Thin carbon hollow fiber membrane with Knudsen diffusion for hydrogen/alkane separation: Effects of hollow fiber module design and gas flow mode

Abstract

Recovery of heavier hydrocarbons, C2~C4 olefins and paraffins, from gas streams is of great importance economically. In this study, asymmetric carbon hollow fiber membranes (CHFMs) were prepared by a one-step vacuum-assisted dip coating and pyrolysis, and investigated for H2/CO2, H2/C2H6, and H2/C3H8 separations. To increase the mechanical strength of the CHFMs, a porous alumina hollow fiber with ID/OD = 2 mm/4 mm was used as the supporting material. A solution of polyetherimide in N-methyl-2-pyrrolidone was used as the casting solution. The effects of (1) membrane preparation parameters, (2) fiber packing densities, (3) fiber packing arrangement, and (4) gas flow configuration (inside-out or outside-in) on the gas-separation performance were also investigated.

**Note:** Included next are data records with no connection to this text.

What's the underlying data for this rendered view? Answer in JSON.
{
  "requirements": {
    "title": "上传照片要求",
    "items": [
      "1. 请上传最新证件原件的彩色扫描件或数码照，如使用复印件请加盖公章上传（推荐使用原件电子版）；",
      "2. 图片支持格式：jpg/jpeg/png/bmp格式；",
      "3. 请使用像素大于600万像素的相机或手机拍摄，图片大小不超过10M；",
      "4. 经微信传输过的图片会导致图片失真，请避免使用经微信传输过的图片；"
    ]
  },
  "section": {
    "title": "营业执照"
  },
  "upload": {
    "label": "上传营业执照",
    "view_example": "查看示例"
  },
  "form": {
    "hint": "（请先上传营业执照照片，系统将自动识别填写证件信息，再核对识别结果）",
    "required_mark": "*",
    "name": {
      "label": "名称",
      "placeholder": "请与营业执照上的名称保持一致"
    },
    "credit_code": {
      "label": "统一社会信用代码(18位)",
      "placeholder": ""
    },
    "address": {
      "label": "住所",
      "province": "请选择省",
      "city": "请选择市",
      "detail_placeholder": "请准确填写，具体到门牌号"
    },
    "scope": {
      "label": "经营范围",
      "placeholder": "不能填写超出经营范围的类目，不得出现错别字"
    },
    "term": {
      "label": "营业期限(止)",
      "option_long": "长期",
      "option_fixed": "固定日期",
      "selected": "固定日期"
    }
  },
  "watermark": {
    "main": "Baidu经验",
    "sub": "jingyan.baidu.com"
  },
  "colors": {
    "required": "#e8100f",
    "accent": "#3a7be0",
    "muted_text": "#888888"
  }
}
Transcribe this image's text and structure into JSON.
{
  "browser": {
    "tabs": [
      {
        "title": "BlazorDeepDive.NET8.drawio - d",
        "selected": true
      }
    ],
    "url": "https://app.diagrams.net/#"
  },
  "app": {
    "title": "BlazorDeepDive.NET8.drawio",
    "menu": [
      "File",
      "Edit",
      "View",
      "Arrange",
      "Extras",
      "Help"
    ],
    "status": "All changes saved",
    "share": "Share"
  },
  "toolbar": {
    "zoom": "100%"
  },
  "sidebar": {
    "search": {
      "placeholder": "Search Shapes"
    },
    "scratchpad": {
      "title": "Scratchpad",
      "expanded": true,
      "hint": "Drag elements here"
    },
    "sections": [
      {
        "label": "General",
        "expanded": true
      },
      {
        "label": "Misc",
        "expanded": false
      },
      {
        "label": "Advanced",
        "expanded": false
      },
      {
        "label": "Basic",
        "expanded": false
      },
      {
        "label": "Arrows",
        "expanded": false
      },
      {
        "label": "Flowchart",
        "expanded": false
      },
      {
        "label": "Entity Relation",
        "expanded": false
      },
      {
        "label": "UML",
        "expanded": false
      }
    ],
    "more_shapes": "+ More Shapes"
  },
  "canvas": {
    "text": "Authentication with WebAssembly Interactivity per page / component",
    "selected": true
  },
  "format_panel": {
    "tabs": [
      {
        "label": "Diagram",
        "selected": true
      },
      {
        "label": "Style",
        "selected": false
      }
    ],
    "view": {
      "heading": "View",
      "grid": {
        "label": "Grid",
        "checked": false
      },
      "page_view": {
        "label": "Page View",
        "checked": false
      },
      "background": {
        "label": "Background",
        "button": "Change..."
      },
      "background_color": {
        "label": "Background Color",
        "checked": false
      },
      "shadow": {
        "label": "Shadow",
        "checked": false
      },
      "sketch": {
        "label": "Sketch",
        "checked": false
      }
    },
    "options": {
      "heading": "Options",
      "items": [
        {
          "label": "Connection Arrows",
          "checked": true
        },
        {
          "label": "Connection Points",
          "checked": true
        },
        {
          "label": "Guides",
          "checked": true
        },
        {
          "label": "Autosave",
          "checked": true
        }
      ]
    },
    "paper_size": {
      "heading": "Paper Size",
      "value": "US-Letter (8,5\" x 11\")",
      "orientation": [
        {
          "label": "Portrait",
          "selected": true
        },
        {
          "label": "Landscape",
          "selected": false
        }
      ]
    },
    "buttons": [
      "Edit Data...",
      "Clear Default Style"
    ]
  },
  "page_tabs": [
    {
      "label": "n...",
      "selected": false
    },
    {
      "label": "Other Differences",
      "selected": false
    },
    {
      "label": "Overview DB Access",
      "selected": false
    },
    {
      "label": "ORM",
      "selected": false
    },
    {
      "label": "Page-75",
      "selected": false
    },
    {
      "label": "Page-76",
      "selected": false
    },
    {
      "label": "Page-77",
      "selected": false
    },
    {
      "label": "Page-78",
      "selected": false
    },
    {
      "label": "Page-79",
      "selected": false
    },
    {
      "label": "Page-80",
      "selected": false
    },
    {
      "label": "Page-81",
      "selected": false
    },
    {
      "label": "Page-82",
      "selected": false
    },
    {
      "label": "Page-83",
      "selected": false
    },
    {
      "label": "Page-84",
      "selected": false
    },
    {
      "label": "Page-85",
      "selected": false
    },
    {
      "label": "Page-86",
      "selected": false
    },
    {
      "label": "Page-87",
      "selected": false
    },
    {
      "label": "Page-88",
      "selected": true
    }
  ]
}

The results showed that decreasing the concentration of the casting dope and the number of coating cycles was found to be the most effective approach to increase the H2 permeance, while maintaining the H2/CO2 selectivity. Further, as the fiber packing density was increased from 5.54% to 38.78% for the hexagonal packing configuration, the H2 permeance increased from 362.04 GPU to 711.61 GPU, without any decrease in the gas selectivity. The as-prepared CHFM exhibited the maximum gas permeance of 711.61 GPU for H2 and the following gas selectivity: 2.79, 4.65, and 5.34 towards H2/CO2, H2/C2H6, and H2/C3H8, respectively. The successful preparation and modularization of the CHFM is advantageous and industrially relevant for several gas-separation applications, such as H2 energy production from CO2, C2H6, and C3H8, and olefins/paraffins recovery.